Netvibes' Add Content link opens a left-hand menu of feeds and modules that you can then drag to the center of your page. The featured content list reads like a Web 2.0 menu du jour, with news sites including the Make and BoingBoing blogs, plus modules for Del.icio.us, Writely, and so on. (Unfortunately, the Writely module didn't work for us.) You can add a Gmail feed in a snap, but you'll need to set up POP mail first to display Yahoo Mail messages. You should be able to click Netvibes' Add My Feed link to insert an RSS, ATOM, or Web site address or to import an OPML file, such as a list of links from a blog.
However, our OPML list of some 80 Web sites failed to import, as did more than half of the third-party newsfeeds and modules we attempted to add. You can look up all sorts of widgets and feeds and add them in two steps (when they work) from the Netvibes Ecosystem page. Another way to add content when you're out and about online is to click a Netvibes badge when you see one, à la Web site badges for Del.icio.us or Digg This that litter the pages of many savvy content sites these days.
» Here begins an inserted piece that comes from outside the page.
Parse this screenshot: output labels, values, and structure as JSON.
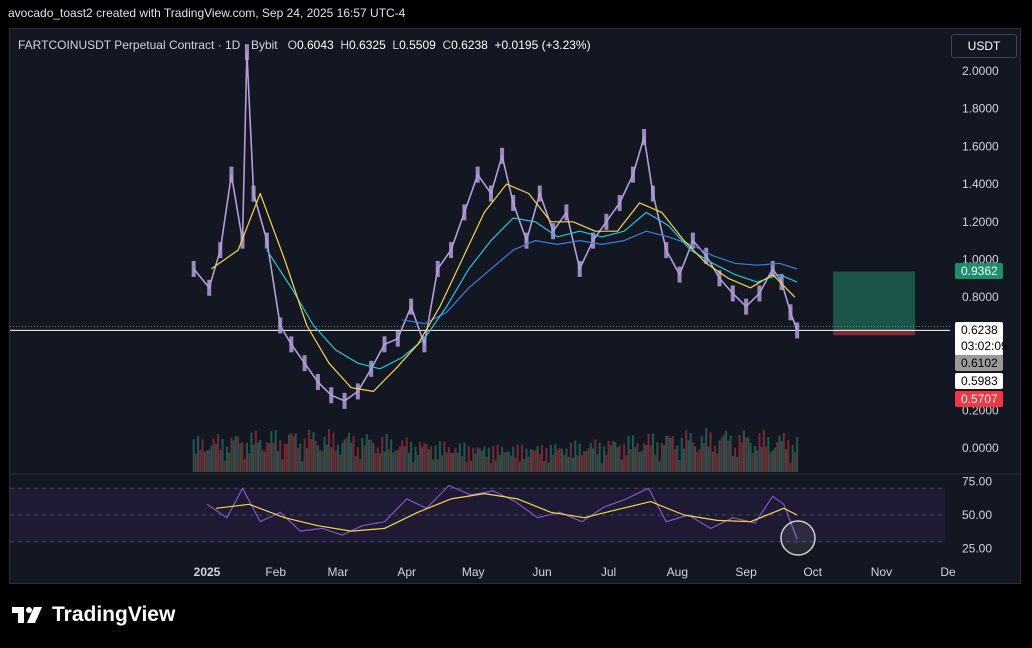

The Netvibes interface looks nice and fresh, without wasting white space, unlike Windows Live.com and My Yahoo. The page organizes your content into compact boxes, or modules. Select Expand All or Collapse to display either all of your content or only the header of each Netvibes module. When you click a news story from, say, the BBC, the Netvibes main panel makes way for a list of recent BBC news. Or you can just roll over headlines within a module to pop up a synopsis of the story. Another nice touch: Netvibes remembers your settings and the tab you last read, even after you log out.